Через час ритмичной гребли, стараясь не тратить лишних сил, я порядком отплыла от берега, чтобы луч прожектора доставал меня уже на излете своей яркости. Солнце давно ушло за линию горизонта и вокруг сгустились ненадежные сумерки белой балтийский ночи. Дальше темней не будет, наоборот луна наберет блеска и разбавит ночь натиском света. Дальше плыть на лодке в открытое море было опасно — я могла потерять из вида темную полоску низкого берега. Только один раз за этот час я заметила быстрый погранкатер. Но катер шел далеко. Мелькнул вдоль линии горизонта злыми огоньками и пропал из глаз. Я осторожно влезла в скорлупку гидрокостюма. Любой неосторожный жест и резиновая туша перевернется вверх днищем. Застегнув на молнию лягушачью кожу, я разом потеряла то острое чувство жизни, которое дает открытое ветру тело. Теперь я только плавучий снаряд. Торпеда Золушка. Красная Шапочка в резиновой шапочке.
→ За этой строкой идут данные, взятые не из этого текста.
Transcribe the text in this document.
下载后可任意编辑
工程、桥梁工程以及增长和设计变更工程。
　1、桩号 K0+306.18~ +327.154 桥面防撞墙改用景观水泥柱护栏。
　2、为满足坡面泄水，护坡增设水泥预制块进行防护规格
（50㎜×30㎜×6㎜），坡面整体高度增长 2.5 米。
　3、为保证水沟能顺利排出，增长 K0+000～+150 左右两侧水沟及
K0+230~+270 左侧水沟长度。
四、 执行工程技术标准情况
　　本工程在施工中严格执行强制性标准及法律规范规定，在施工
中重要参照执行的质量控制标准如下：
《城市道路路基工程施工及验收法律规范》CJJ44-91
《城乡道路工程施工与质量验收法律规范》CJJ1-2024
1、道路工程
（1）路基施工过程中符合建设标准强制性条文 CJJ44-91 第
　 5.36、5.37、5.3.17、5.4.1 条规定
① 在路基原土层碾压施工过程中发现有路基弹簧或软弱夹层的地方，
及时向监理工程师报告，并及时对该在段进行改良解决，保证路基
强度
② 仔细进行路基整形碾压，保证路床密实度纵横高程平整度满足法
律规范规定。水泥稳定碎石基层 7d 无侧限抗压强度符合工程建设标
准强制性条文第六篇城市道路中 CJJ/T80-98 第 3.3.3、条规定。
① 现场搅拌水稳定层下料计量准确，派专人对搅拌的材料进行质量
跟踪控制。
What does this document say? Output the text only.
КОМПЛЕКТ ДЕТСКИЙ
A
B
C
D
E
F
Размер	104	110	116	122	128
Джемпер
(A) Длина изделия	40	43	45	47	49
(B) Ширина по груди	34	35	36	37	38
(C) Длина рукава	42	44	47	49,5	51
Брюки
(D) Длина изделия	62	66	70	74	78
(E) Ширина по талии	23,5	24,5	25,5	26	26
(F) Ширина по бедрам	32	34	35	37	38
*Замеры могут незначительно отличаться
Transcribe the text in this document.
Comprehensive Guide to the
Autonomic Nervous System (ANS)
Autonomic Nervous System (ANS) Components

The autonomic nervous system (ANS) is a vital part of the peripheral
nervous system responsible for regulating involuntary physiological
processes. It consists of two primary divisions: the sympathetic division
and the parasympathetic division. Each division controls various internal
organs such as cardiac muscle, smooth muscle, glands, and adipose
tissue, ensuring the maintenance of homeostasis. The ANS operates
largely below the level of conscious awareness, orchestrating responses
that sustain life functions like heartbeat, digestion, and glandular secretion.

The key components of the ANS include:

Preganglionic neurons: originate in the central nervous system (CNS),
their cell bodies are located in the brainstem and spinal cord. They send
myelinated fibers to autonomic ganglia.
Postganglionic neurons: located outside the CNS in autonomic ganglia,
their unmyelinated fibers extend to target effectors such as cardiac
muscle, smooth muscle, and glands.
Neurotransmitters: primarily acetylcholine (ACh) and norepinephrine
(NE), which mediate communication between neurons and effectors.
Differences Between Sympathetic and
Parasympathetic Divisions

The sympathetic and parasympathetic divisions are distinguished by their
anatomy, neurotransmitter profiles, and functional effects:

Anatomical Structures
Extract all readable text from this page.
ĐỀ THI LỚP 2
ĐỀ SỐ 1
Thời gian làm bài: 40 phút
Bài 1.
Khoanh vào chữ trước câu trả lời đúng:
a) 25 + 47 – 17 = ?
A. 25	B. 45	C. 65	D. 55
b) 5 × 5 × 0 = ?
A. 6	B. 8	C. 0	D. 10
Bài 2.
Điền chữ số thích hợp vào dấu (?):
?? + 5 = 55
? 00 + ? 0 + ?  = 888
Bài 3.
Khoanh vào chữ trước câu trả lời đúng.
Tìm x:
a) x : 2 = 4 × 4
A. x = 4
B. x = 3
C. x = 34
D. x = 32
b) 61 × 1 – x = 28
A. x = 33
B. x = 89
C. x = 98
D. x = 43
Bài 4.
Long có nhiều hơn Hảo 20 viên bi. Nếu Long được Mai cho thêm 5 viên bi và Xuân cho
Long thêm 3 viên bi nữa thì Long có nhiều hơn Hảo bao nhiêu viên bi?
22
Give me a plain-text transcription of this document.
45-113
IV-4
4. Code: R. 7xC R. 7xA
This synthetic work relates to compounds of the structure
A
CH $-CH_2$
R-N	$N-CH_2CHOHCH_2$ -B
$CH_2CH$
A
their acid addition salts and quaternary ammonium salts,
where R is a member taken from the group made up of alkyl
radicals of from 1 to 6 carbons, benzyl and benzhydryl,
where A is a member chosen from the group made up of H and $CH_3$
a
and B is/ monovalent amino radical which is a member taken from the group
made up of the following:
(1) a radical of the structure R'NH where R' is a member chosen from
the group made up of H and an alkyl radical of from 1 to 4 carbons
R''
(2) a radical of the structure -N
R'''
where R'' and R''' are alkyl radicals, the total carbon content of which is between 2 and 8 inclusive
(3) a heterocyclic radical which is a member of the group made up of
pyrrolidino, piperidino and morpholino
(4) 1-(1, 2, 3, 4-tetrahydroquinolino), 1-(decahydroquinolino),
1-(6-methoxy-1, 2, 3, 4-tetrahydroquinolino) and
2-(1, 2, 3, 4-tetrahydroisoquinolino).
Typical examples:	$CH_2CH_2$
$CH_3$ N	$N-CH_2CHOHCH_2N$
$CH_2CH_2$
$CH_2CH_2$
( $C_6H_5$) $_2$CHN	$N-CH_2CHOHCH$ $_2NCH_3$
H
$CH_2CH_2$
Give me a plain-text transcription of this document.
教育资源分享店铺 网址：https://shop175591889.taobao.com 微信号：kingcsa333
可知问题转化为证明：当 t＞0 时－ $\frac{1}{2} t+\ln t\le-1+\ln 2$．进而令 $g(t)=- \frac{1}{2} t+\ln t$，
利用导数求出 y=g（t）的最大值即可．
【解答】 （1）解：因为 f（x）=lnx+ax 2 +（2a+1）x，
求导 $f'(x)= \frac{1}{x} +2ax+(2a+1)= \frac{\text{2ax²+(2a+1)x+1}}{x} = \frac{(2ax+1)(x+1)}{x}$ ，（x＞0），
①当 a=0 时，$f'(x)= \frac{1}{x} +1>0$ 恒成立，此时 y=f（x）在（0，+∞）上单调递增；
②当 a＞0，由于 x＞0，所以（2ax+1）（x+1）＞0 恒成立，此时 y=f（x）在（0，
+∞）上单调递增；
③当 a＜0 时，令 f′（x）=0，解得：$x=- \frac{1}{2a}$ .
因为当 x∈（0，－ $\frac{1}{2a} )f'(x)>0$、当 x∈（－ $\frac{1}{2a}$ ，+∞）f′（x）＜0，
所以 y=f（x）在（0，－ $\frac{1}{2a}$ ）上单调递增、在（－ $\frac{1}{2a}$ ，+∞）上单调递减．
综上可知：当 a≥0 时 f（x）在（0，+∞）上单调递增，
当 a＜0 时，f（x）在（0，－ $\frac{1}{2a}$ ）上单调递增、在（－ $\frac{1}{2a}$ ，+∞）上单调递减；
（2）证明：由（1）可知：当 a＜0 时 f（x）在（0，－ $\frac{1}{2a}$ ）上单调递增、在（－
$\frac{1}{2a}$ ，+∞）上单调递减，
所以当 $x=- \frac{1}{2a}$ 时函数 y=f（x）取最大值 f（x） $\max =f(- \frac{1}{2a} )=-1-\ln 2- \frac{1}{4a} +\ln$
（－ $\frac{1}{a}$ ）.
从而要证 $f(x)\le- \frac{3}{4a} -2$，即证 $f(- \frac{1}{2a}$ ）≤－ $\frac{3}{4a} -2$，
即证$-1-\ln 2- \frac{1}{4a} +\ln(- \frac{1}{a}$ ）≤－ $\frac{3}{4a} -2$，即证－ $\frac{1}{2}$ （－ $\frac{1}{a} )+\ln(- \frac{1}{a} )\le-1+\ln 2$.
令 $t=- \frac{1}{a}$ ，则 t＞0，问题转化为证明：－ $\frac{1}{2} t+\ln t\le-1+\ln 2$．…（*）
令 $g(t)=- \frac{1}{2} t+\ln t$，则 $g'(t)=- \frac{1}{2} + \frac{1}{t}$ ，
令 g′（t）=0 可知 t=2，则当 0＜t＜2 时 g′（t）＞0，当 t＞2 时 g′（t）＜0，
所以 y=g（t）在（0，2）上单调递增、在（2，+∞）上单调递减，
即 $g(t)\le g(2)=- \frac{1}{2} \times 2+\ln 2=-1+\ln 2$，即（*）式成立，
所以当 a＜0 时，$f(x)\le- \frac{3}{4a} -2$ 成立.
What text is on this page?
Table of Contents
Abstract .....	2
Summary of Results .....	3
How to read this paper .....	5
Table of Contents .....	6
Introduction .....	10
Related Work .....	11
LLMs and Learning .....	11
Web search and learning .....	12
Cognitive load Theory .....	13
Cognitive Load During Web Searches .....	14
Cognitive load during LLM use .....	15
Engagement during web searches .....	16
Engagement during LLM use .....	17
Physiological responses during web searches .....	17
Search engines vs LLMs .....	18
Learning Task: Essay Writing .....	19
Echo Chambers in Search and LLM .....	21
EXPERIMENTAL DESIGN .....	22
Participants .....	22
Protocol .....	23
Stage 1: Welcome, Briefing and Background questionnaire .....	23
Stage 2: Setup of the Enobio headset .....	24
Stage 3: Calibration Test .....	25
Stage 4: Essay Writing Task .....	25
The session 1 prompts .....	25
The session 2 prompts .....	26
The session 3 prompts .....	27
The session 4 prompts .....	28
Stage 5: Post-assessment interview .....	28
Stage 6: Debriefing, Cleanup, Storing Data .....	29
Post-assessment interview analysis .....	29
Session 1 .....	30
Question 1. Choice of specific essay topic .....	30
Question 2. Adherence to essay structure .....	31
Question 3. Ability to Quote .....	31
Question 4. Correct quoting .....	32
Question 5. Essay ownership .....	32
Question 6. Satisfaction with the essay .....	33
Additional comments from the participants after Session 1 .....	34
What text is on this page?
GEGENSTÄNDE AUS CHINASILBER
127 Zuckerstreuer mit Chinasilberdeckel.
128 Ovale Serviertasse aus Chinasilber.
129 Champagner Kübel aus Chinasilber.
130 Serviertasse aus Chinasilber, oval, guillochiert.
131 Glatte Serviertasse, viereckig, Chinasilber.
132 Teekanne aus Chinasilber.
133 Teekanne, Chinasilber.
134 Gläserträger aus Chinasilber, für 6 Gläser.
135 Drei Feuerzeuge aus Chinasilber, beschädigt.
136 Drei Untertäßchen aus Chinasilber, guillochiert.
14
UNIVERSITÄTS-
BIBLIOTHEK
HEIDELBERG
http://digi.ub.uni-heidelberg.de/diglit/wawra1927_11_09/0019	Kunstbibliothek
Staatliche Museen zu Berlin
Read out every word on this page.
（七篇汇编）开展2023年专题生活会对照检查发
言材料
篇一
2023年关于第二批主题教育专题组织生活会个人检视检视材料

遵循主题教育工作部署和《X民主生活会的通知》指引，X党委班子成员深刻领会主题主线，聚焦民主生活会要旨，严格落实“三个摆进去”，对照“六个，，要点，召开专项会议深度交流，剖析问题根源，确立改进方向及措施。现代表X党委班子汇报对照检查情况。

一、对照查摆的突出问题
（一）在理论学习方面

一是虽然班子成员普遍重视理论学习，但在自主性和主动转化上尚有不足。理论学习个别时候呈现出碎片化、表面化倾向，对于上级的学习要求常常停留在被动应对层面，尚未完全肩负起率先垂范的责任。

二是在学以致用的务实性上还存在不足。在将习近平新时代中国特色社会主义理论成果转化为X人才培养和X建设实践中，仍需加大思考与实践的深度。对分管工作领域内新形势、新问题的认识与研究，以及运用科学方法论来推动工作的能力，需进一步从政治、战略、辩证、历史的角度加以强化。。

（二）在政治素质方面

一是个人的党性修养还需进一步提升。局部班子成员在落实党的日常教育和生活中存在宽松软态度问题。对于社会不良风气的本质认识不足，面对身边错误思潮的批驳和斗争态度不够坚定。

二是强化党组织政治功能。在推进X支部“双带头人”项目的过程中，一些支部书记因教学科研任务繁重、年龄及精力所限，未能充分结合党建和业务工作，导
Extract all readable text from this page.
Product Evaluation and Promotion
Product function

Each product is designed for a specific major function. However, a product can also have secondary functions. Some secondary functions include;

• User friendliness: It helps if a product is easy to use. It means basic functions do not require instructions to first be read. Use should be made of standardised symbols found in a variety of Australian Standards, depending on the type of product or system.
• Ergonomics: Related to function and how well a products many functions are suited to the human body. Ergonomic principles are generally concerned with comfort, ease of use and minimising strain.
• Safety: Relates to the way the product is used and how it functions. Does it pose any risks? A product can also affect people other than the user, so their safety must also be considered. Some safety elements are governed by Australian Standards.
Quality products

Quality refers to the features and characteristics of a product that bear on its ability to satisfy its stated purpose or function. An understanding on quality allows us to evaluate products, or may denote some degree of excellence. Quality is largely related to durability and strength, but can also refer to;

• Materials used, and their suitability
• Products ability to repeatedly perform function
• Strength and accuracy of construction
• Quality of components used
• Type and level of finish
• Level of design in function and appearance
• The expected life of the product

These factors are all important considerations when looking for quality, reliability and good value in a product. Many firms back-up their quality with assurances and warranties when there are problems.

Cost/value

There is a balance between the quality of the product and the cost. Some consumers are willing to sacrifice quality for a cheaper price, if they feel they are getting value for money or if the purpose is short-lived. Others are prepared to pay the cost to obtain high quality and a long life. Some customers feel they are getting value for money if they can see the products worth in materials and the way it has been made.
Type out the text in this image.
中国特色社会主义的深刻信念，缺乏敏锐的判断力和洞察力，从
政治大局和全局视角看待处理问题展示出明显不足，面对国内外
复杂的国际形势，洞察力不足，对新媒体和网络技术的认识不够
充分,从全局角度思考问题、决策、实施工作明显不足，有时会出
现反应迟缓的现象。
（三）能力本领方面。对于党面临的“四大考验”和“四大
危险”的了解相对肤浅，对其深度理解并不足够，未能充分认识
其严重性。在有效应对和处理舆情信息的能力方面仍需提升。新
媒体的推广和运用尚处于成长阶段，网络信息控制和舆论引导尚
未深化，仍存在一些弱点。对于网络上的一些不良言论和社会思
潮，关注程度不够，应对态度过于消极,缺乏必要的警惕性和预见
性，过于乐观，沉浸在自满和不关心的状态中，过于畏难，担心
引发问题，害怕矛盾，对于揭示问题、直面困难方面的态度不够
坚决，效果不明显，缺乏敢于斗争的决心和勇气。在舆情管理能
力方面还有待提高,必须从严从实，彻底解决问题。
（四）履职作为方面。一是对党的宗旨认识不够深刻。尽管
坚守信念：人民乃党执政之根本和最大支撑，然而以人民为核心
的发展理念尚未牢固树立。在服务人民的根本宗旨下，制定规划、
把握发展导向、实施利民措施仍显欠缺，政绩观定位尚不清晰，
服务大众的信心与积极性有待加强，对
Надеваю очки, затягиваю плотней. ремешок на затылке. Нацепила ласты. О, какие у меня большие ноги, мамочка! Кажется можно прыгать, но я медлила, ожидая хоть какого-то знака. Судьба должна сама дать старт. На карту поставлена моя жизнь и так важно начать кошмарный сумасшедший марафонский заплыв в счастливый момент! Вдруг усталая чайка спикировала с темного пара небес не на волны, а на мой утлый кораблик, и уселась на резиновый бортик. Молчание. Птица косит в мою сторону круглым глазком. Она лакомится моей неподвижностью. Ее белый белый цвет — цвет моего лилейного вьюнка. Он шлет мне нежный привет ободрения… Проходит пара минут, прежде чем птица, почистив перья на спинке, расправила крылья, и, подпрыгнув, взлетела, поджимая под уютное брюшко складные лапки в малиновой кожуре. Пора! И перевалилась через борт. Вытащила из ножен на правой икре кортик и пропорола острием тугую резину. Прости… Оставлять лодку на воде нельзя, разом поднимут тревогу. С громким шипом: тсссшссссссшсссс… проткнутая туша пошла на дно. А вместе с ней и мои последние вещи: дорожная сумка с бельем, джинсы, кроссовки, жилет, плащ, косметичка… последней утонула черная сумочка из крокодиловой кожи. Прощай!
Я опустила на глаза водяные очки и окончательно превратилась в рыбину. О, какие у меня большие глаза, мамочка!
На часах фосфорические стрелки, зеленея, показывают 23.03.
Первый нечаянный глоток — вода в Балтике не так солона как в Средиземном, там море горькое-прегорькое.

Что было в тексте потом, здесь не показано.